Our city’s rental vacancy rate is at a historic low of 1.4 percent, which shows how few homes in our city are available for rent; and half of all New Yorkers pay more than 30 percent of their income on rent. The numbers do not lie: our city is facing a housing shortage crisis that affects the cost of living and that must be addressed as swiftly and aggressively as possible.
The solution to this is simple: to build more new, affordable homes and get more people into the housing we already have. I’m proud to say, we have done just that and more AGAIN this past fiscal year. To meet this moment head-on, our administration has achieved back-to-back record-breaking years of both creating and connecting New Yorkers to affordable housing.
For the second year in a row, the city has produced the most supportive housing and housing for formerly homeless New Yorkers. And, this year, our administration has also financed the most new affordable homes in history.
Following decades of disinvestment, we have converted 3,678 New York City Housing Authority (NYCHA) apartments into newly renovated residences. We have delivered on moving a record number of homeless New Yorkers into permanently affordable housing through the highest usage of City Fighting Homelessness and Eviction Prevention Supplement (CityFHEPS) housing vouchers. And, in total, our city agencies financed a combined 28,944 affordable and public housing units in Fiscal Year 2024 through new construction and preservation initiatives.
This is a game changer for working people, families, immigrants, young people, and others in need.
While today we celebrate our progress, tomorrow we need to get back to work and aim even higher. Our ‘City of Yes for Housing Opportunity’ initiative is another tool we have to produce over 108,000 new homes that our city needs and deserves in the next 15 years. Additionally, we have advanced several robust planning efforts to deliver more than 50,000 units over the next 15 years in the Metro North station area in the Bronx, Central Brooklyn, Midtown South in Manhattan, and Long Island City and Jamaica in Queens. As we work to advance each of these bold proposals, we are calling on our partners at the City Council to help us solve this housing crisis by saying “yes” to more affordable housing.
Just last month, together with Speaker Adams and the City Council, we invested a historic $2 billion in capital funds to the Department of Housing Preservation and Development and to public housing at NYCHA. This brings our investment in affordable housing over the current 10-year plan to more than 26 billion dollars — a new record level. I know the City Council understands the importance of taking action and look forward to our work together.

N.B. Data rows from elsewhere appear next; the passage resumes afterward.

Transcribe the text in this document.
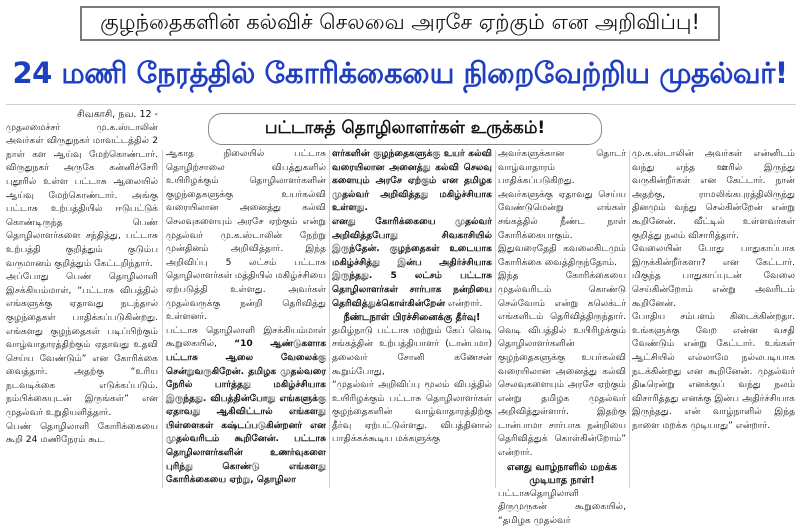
குழந்தைகளின் கல்விச் செலவை அரசே ஏற்கும் என அறிவிப்பு!
24 மணி நேரத்தில் கோரிக்கையை நிறைவேற்றிய முதல்வர்!

சிவகாசி, நவ. 12 -

முதலமைச்சர் மு.க.ஸ்டாலின் அவர்கள் விருதுநகர் மாவட்டத்தில் 2 நாள் கள ஆய்வு மேற்கொண்டார். விருதுநகர் அருகே கன்னிச்சேரி புதூரில் உள்ள பட்டாசு ஆலையில் ஆய்வு மேற்கொண்டார். அங்கு பட்டாசு உற்பத்தியில் ஈடுபட்டுக் கொண்டிருந்த பெண் தொழிலாளர்களை சந்தித்து, பட்டாசு உற்பத்தி குறித்தும் குடும்ப வருமானம் குறித்தும் கேட்டறிந்தார்.

அப்போது பெண் தொழிலாளி இசக்கியம்மாள், “பட்டாசு விபத்தில் எங்களுக்கு ஏதாவது நடந்தால் குழந்தைகள் பாதிக்கப்படுகின்றது. எங்களது குழந்தைகள் படிப்பிற்கும் வாழ்வாதாரத்திற்கும் ஏதாவது உதவி செய்ய வேண்டும்” என கோரிக்கை வைத்தார். அதற்கு “உரிய நடவடிக்கை எடுக்கப்படும். நம்பிக்கையுடன் இருங்கள்” என முதல்வர் உறுதியளித்தார்.

பெண் தொழிலாளி கோரிக்கையை கூறி 24 மணிநேரம் கூட

பட்டாசுத் தொழிலாளர்கள் உருக்கம்!

ஆகாத நிலையில் பட்டாசு தொழிற்சாலை விபத்துகளில் உயிரிழக்கும் தொழிலாளர்களின் குழந்தைகளுக்கு உயர்கல்வி வரையிலான அனைத்து கல்வி செலவுகளையும் அரசே ஏற்கும் என்று முதல்வர் மு.க.ஸ்டாலின் நேற்று முன்தினம் அறிவித்தார். இந்த அறிவிப்பு 5 லட்சம் பட்டாசு தொழிலாளர்கள் மத்தியில் மகிழ்ச்சியை ஏற்படுத்தி உள்ளது. அவர்கள் முதல்வருக்கு நன்றி தெரிவித்து உள்ளனர்.

பட்டாசு தொழிலாளி இசக்கியம்மாள் கூறுகையில், “10 ஆண்டுகளாக பட்டாசு ஆலை வேலைக்கு சென்றுவருகிறேன். தமிழக முதல்வரை நேரில் பார்த்தது மகிழ்ச்சியாக இருந்தது. விபத்தின்போது எங்களுக்கு ஏதாவது ஆகிவிட்டால் எங்களது பிள்ளைகள் கஷ்டப்படுகின்றனர் என முதல்வரிடம் கூறினேன். பட்டாசு தொழிலாளர்களின் உணர்வுகளை புரிந்து கொண்டு எங்களது கோரிக்கையை ஏற்று, தொழிலா

ளர்களின் குழந்தைகளுக்கு உயர் கல்வி வரையிலான அனைத்து கல்வி செலவு களையும் அரசே ஏற்கும் என தமிழக முதல்வர் அறிவித்தது மகிழ்ச்சியாக உள்ளது.

எனது கோரிக்கையை முதல்வர் அறிவித்தபோது சிவகாசியில் இருந்தேன். குழந்தைகள் உடையாக மகிழ்ச்சித்து இன்ப அதிர்ச்சியாக இருந்தது. 5 லட்சம் பட்டாசு தொழிலாளர்கள் சார்பாக நன்றியை தெரிவித்துக்கொள்கின்றேன் என்றார்.

நீண்டநாள் பிரச்சினைக்கு தீர்வு!

தமிழ்நாடு பட்டாசு மற்றும் கேப் வெடி சங்கத்தின் உற்பத்தியாளர் (டான்பமா) தலைவர் சோனி கணேசன் கூறும்போது,

“முதல்வர் அறிவிப்பு மூலம் விபத்தில் உயிரிழக்கும் பட்டாசு தொழிலாளர்கள் குழந்தைகளின் வாழ்வாதாரத்திற்கு தீர்வு ஏற்பட்டுள்ளது. விபத்தினால் பாதிக்கக்கூடிய மக்களுக்கு

அவர்களுக்கான தொடர் வாழ்வாதாரம் பாதிக்கப்படுகிறது. அவர்களுக்கு ஏதாவது செய்ய வேண்டுமென்று எங்கள் சங்கத்தில் நீண்ட நாள் கோரிக்கையாகும். இதுவரைதேதி கவலைகிடமும் கோரிக்கை வைத்திருந்தோம்.

இந்த கோரிக்கையை முதல்வரிடம் கொண்டு செல்வோம் என்று கலெக்டர் எங்களிடம் தெரிவித்திருந்தார். வெடி விபத்தில் உயிரிழக்கும் தொழிலாளர்களின் குழந்தைகளுக்கு உயர்கல்வி வரையிலான அனைத்து கல்வி செலவுகளையும் அரசே ஏற்கும் என்று தமிழக முதல்வர் அறிவித்துள்ளார். இதற்கு டான்பாமா சார்பாக நன்றியை தெரிவித்துக் கொள்கின்றோம்” என்றார்.

எனது வாழ்நாளில் மறக்க முடியாத நாள்!

பட்டாசுதொழிலாளி திருமுருகன் கூறுகையில், “தமிழக முதல்வர்

மு.க.ஸ்டாலின் அவர்கள் என்னிடம் வந்து எந்த ஊரில் இருந்து வருகின்றீர்கள் என கேட்டார். நான் அதற்கு, ராமலிங்கபுரத்திலிருந்து தினமும் வந்து செல்கின்றேன் என்று கூறினேன். வீட்டில் உள்ளவர்கள் குறித்து நலம் விசாரித்தார்.

வேலையின் போது பாதுகாப்பாக இருக்கின்றீர்களா? என கேட்டார். மிகுந்த பாதுகாப்புடன் வேலை செய்கின்றோம் என்று அவரிடம் கூறினேன்.

போதிய சம்பளம் கிடைக்கின்றதா. உங்களுக்கு வேற என்ன வசதி வேண்டும் என்று கேட்டார். உங்கள் ஆட்சியில் எல்லாமே நல்லபடியாக நடக்கின்றது என கூறினேன். முதல்வர் திடீரென்று எனக்குப் வந்து நலம் விசாரித்தது எனக்கு இன்ப அதிர்ச்சியாக இருந்தது. என் வாழ்நாளில் இந்த நாளை மறக்க முடியாது” என்றார்.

But while the numbers are impressive, more importantly, behind each of these record-breaking numbers is a human impact and story. I know what it is like to live without the security of housing. Growing up on the edge of homelessness, my siblings and I had to take trash bags full of clothes to school because there were days when we couldn’t be sure where we would sleep that night. That is why, from day one, our administration has been committed to making this city more affordable and livable.
Every day, we are fighting to make sure New Yorkers don’t have to go through what I went through, by building more homes and connecting more New Yorkers to homes we already have. Together, we can and will build a city that is more affordable and more accessible for all.